Through its emergency response services for two leading international airlines, for example, Prestige provides operators trained in crisis management to field calls from the public if there is a plane crash. Barnett says airlines’ reservations centers outside the U.S. don’t have the resources to cope with the flood of calls in emergency situations.

In Japan, where foreign automobile companies don’t have access to JAF (Japan’s version of AAA), BMW and Harley Davidson are among the companies enhancing their brand and service image through Prestige’s Japanese roadside assistance services. Through its 24-hour hotline, Prestige agents provide mechanical advice, arrange alternative transportation and accommodation reservations, and act as liaison with dealers and repair outlets.

The outsourcer’s value-added orientation even provides spin-off solutions. One client wanted Prestige to create city guides of the 30-50 most desirable shops, restaurants and other establishments with negotiated special deals for the client’s customers in the top travel destinations around the world. The guides are branded in the client’s name and are an extension of the call center concierge service.

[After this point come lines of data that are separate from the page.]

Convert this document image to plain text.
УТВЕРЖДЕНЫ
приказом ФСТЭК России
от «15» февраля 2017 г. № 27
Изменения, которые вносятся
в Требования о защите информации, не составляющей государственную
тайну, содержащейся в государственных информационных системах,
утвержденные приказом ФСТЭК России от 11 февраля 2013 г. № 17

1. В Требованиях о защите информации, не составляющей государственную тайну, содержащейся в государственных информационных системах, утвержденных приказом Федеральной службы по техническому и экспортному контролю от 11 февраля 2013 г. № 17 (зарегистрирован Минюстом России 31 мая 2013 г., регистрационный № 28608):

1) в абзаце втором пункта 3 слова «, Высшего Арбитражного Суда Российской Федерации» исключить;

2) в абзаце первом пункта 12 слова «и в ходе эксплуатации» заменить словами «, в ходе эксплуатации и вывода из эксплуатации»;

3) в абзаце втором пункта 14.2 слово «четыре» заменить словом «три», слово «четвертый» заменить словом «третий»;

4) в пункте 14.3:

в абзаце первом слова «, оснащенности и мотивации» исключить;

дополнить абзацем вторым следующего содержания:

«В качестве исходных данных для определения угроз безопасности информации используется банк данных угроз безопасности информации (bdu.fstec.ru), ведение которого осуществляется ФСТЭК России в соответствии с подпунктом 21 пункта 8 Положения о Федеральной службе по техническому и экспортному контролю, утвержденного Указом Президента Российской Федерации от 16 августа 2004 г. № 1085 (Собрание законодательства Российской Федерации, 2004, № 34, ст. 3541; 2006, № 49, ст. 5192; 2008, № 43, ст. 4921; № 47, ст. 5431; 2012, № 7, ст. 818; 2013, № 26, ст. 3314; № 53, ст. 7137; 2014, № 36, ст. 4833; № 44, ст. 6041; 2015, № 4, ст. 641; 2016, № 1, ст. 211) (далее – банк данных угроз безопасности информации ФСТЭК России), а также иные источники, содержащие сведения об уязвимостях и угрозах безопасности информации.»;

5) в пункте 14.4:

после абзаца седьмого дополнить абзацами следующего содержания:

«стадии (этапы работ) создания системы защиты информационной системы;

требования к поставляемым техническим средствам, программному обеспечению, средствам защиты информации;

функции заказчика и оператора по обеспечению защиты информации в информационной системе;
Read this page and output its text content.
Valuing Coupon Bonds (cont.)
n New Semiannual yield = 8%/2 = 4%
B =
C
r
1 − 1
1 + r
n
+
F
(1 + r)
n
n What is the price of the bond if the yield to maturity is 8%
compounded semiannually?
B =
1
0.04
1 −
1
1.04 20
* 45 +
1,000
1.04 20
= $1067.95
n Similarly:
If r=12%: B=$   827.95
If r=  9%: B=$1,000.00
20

With its language and cultural expertise, Prestige was an obvious choice for a U.S. catalog client that sought a call center to service the Japanese market. “Our turnkey solution encompassed not only customer service and order processing,” says Barnett, “but also yen processing, marketing support, return merchandise processing and even liquidation of return merchandise in-market to save our client the cost of having such merchandise shipped back to the U.S. warehouse.”

Prestige’s customers typically sign multi-year agreements, thus ensuring long-term customer loyalty. In fact, the concierge service is such an effective competitive differentiator among corporations that Prestige is now exploring the use of this service for its clients as an employee retention tool.

Lessons from the Outsourcing Journal:

  • Outsourcing specialized services for branding or customer loyalty is especially popular in areas where a company has multinational customers and lacks resources or expertise in those countries.
  • Call centers representatives who are native to a particular language are also more sensitive to cultural differences of the callers, thus providing more customer satisfaction.
  • Even if the call center outsourcer uses skills-based routing software to route contacts to the most appropriately skilled representative, it’s best to select an outsourcer that cross trains its employees to handle any inquiry.